Through his active participation in the blogging community, Stone was introduced to Evan Williams, whose blog he read and admired. He began to realize he had more in common with Williams’ way of thinking than his own team at Xanga. When Google bought Blogger, Stone made the bold move of reaching out to Williams, telling him, “I feel like I’m the missing seventh member of your team.”
Capturing attention.
It’s an approach that many have tried without success. But Stone’s letter to Williams paid off. Williams replied with an offer of employment. Stone believes his passion for blogging showed through. While Stone had been reading Williams’ blog, Williams had been reading his, as well.
“We liked each other mutually and he felt like I was the missing member of his team, too,” Stone says. “He pulled a lot of strings at Google because back in 2003, they weren’t hiring dropouts who didn’t know anything about computer science. They were hiring Ph.Ds. in computer science.”
Follow the person, not the idea.
Stone has come to realize that every significant decision he’s ever made has been because he followed a person, not an organization or idea. By leaving New York for Silicon Valley, Stone aligned himself with the person who would serve as his partner in forming Twitter in 2006. But the two didn’t form Twitter overnight.
After Williams left Blogger, Stone realized he’d moved to Silicon Valley to work with Williams and left as well. Together, the two founded Odeo, a company that sought to do for audio what blogging had done for text. Over time, the two discovered podcasting wasn’t their long-term vision and refocused their efforts. In the ensuing period, Twitter was born.
A historic hackathon.
Twitter was created for fun. Williams and Stone held a hackathon at Odeo and, during the course of the day, a project called twttr emerged. The original concept was that the site would use the SMS format to send short messages to groups, rather than as one-on-one communication.
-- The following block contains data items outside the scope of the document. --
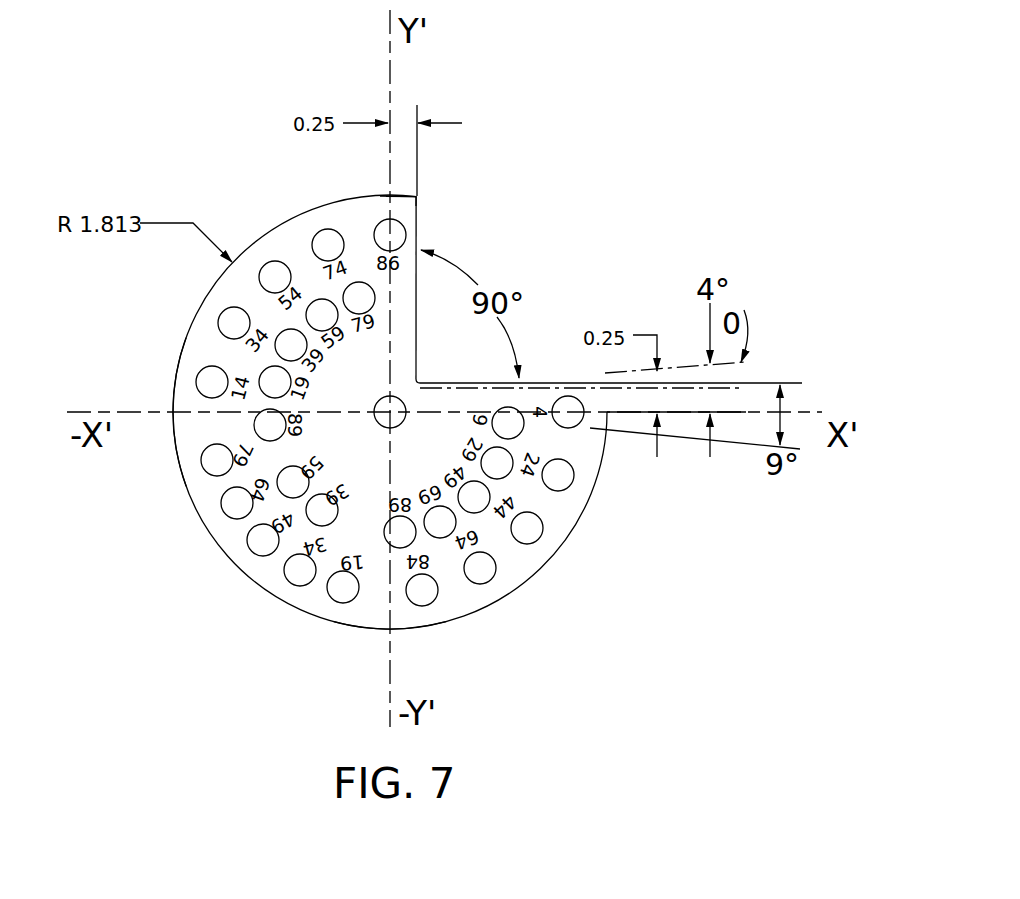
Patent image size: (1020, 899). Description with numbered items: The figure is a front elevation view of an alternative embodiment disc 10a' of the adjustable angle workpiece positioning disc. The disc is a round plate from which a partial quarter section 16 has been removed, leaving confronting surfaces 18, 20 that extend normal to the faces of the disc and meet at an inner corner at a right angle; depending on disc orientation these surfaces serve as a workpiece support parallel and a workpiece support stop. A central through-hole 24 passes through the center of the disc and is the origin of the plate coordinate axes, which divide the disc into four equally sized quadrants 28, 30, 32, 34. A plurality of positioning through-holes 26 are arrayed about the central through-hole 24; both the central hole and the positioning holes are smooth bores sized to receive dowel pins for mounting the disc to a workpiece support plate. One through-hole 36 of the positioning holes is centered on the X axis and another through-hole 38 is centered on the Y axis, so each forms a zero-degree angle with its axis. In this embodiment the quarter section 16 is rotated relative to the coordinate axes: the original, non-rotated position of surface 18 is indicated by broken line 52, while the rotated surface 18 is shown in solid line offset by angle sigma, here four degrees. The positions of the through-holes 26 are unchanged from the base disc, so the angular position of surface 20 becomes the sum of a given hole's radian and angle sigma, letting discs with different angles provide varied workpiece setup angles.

The alternative embodiment disc 10a' is at (390, 354).
The partial quarter section 16 is at (553, 322).
The confronting surface 18 is at (420, 222).
The confronting surface 20 is at (468, 382).
The central through-hole 24 is at (381, 426).
The positioning through-holes 26 is at (275, 261).
The quadrant 28 is at (405, 193).
The quadrant 30 is at (443, 624).
The quadrant 32 is at (181, 480).
The quadrant 34 is at (174, 374).
The through-hole 36 is at (603, 384).
The through-hole 38 is at (385, 221).
The broken line 52 is at (742, 391).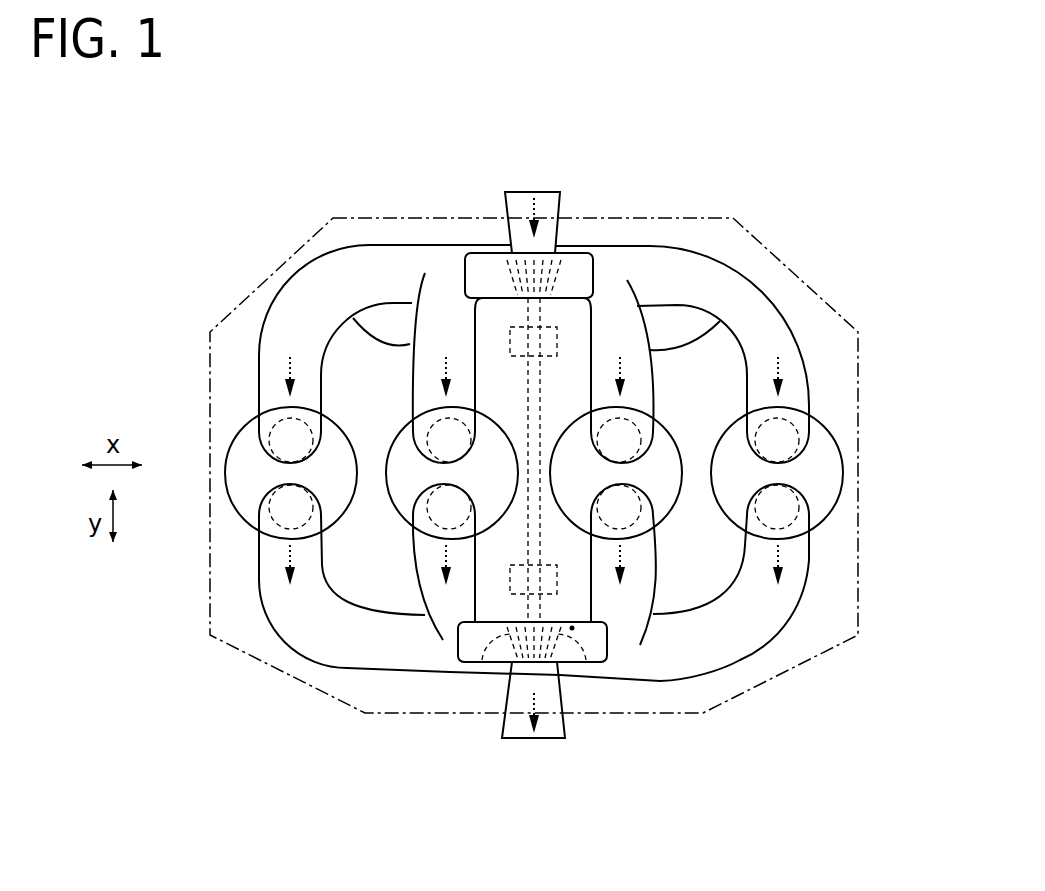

Stone says he knew they were on the right track when he received a message from Stone through the service that read, “Sipping a pinot noir after a massage in Napa Valley.”
“I just laughed out loud at the incongruence of the two things,” Stone says. “I had this out-of-body experience like, ‘You’re laughing. You’re experiencing joy. You like what you’re working on. That’s great.’”
A website about nothing.
Stone discovered when you love what you’re doing, nothing anyone says can stop you. Soon after Twitter’s release, a critic compared the site to Seinfeld, saying it was a site about nothing. The negative commentary rolled right off of him because he enjoyed it, so he knew others would, too. Stone also found value in having a sense of humor, especially when communicating with customers. He believes even though there were other sites doing what Twitter was doing, the company succeeded because it wasn’t afraid to make fun of itself.
“You humanize it, you make it fun,” Stone said. “It comes down to branding through authenticity.”